Sometimes a movie comes along showing nothing but hype and promise. From the trailer, the marketing and down to the performances The Snowman looked like an interesting (and terrifying) October release. Unfortunately, while the movie brings some great pieces to the puzzle, they just don’t seem to fit together.

The Snowman follows alcoholic police detective Harry Hole (Michael Fassbender) as he works to take down a serial killer terrorizing the women of Oslo. Along the way, he partners with Katrine (Rebecca Ferguson), a police woman with a shady past. Will they successfully solve the disappearances? 

The Snowman comes from a talented creative team, led by director Tomas Alfredson. Meanwhile, the screenplay boasts a number of equally talented writers, bringing a plethora of different voices. Peter Straughan is credited on the quirky Michael Fassbender vehicle Frank, as well as the interesting Men Who Stare at Goats. Writer Hossein Amini brings more of an action aesthetic, writing on films like Drive, 47 Ronin and Snow White and the Huntsman. The story comes from a novel by Jo Nesbø. With so many names on such a complicated story, could this be a case of too many cooks? 

The film finds itself plagued by pretty poor reception, and most of its struggles seem to be in its structure. Alfredson went on record in recent weeks stating how rushed the production became. In fact, he’s quoted saying that the crew didn’t get to shoot almost fifteen percent of the script. At points, the missing pieces do feel very noticeable. Scenes throughout the film are plagued with massive transitional gaps. As such, the very procedurally based crime film struggles to string together the clues. In one moment, we see Hole passed out on a street-corner. However, in the very next shot, he’s sitting in a cafe across from Katrine, fully recovered. How did he get there? Massive leaps like this leave the audience grappling to put together the pieces in their own heads and can drastically pull them back from the story. 

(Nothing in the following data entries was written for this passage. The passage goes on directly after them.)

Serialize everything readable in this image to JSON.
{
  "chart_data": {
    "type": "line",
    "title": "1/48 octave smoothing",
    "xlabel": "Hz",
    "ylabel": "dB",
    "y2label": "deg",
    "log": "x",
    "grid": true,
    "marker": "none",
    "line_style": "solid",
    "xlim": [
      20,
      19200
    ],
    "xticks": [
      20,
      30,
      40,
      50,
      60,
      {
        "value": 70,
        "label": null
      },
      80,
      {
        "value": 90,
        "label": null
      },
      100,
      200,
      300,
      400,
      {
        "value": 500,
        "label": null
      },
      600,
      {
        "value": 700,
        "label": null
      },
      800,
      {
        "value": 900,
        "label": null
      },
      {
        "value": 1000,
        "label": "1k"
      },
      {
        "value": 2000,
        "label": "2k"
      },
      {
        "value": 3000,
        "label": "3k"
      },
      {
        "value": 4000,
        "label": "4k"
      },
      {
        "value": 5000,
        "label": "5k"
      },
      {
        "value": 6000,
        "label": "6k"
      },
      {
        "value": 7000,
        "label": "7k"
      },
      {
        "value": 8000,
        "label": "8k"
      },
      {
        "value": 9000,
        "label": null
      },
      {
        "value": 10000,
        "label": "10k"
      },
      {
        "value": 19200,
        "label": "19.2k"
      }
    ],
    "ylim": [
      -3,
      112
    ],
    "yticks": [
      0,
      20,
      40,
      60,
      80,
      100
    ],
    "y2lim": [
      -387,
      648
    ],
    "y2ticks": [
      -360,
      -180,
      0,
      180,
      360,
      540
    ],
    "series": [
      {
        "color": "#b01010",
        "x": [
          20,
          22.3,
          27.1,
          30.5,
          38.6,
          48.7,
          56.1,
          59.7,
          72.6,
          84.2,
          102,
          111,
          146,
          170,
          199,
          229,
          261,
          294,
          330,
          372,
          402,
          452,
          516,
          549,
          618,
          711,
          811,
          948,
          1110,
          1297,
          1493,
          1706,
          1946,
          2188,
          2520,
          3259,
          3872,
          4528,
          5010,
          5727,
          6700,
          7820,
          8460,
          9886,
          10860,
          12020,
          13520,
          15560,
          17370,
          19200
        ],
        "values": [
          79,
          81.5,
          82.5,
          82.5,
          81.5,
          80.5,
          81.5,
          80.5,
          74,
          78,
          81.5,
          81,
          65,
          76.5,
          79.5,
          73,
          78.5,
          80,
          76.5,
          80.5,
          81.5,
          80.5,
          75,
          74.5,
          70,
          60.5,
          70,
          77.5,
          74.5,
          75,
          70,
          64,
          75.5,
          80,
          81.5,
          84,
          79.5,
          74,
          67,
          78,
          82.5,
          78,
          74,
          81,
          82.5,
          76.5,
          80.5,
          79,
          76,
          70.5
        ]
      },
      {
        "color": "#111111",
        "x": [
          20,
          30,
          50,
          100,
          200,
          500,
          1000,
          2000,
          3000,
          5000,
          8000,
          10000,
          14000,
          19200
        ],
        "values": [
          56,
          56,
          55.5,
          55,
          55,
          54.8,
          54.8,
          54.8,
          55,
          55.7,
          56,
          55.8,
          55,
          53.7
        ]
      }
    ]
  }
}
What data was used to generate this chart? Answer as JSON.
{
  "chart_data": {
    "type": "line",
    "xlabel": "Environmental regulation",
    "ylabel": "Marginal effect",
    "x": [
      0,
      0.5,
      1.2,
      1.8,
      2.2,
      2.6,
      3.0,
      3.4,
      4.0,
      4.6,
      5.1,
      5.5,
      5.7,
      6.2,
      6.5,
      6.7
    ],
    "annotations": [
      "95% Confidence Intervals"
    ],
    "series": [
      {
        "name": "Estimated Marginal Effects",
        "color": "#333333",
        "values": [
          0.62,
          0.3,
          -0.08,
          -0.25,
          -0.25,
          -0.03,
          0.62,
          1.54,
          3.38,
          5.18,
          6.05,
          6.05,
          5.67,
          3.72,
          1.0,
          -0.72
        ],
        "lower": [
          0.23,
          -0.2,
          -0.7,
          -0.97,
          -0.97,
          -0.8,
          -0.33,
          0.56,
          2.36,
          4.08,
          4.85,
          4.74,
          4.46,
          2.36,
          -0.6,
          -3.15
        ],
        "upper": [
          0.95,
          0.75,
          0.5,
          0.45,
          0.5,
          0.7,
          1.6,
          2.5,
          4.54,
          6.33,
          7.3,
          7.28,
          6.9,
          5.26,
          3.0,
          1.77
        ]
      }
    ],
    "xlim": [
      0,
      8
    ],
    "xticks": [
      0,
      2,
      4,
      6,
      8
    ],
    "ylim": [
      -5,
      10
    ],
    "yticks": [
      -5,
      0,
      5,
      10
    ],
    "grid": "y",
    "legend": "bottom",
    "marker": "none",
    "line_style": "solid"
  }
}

The film is cruelly structured, though much of it likely seems by design. The story is packed full of red herrings. As a director, Alfredson is not afraid to tell a complex narrative. In fact, two of his best known works are Tinker Tailor Soldier Spy, and Let the Right One In, not easy films. While this can produce a masterfully compelling story when done right, it also can alienate viewers. In fact, much of The Snowman‘s second act pulls you into a particularly interesting angle on the narrative, only to have it quickly and cruelly change direction at the beginning of the third act. To make matters worse, this happens just when the audience finds themselves growing emotionally attached to certain characters. 

Thelma Schoonmaker is the editor credited on The Snowman. Schoonmaker is a legend in the editing field, having come up alongside director Martin Scorsese.  She’s taken home three Academy Awards for her work on films: Raging Bull, The Aviator and The Departed. While Martin Scorsese is billed as an executive producer on this film, the presence of the lengendary editor on a non-Scorsese directed picture begs the question, what did this film look like before it hit the editing room?

However, the film does manage to piece together a compelling and tense story. At no point did I feel my attention starting to wander. Despite the film’s struggles with structure, it manages to keep a riviting narrative. The mystery aspects of The Snowman felt particularly well-paced. Our first introduction to the killer is legitimately creepy, as the first target is hit with snowballs from an unseen thrower. Furthermore, the film manages to make an ordinary snowman at the first crime scene uncomfortably frightening. 

The Snowman

Furthermore, the film does a stellar job capturing the bleakness of its Scandinavian landscape. The world around our characters is desolate and bleak, much like this story. While much of The Snowman takes place in the center of Oslo, the movie seems at its best in the bleak, but brutal Norwegian countryside. 

The performances in the film are also solid. Michael Fassbender gives a characteristically stoic performance, managing to be believable and interesting as Hole, despite the amount of time he spends sleeping. Fassbender is an actor who continually finds himself just on the cusp of excellence. It seems the strong role necessary to win him the Oscar he richly deserves just manages to keep elluding him.  Meanwhile, a few performers seem do under-utilized, particularly Rebecca Ferguson and J.K. Simmons (in a role which feels strangely timely). A note to directors out there: if you can get J.K. Simmons in your film, use him! Finally, keep an eye out for a stunning performance from Val Kilmer. It’s a bit difficult to spot. 

The Snowman

The Snowman proves itself to be a frustrating film. There is a lot of good stuff on screen. The story is interesting, and it looks absolutely amazing. However, the flaws really hamper any success there could be. With everything going on, this could have been a truly great movie… missed potential is so frustrating. 

The Snowman opens in theaters around the country Friday October 20th.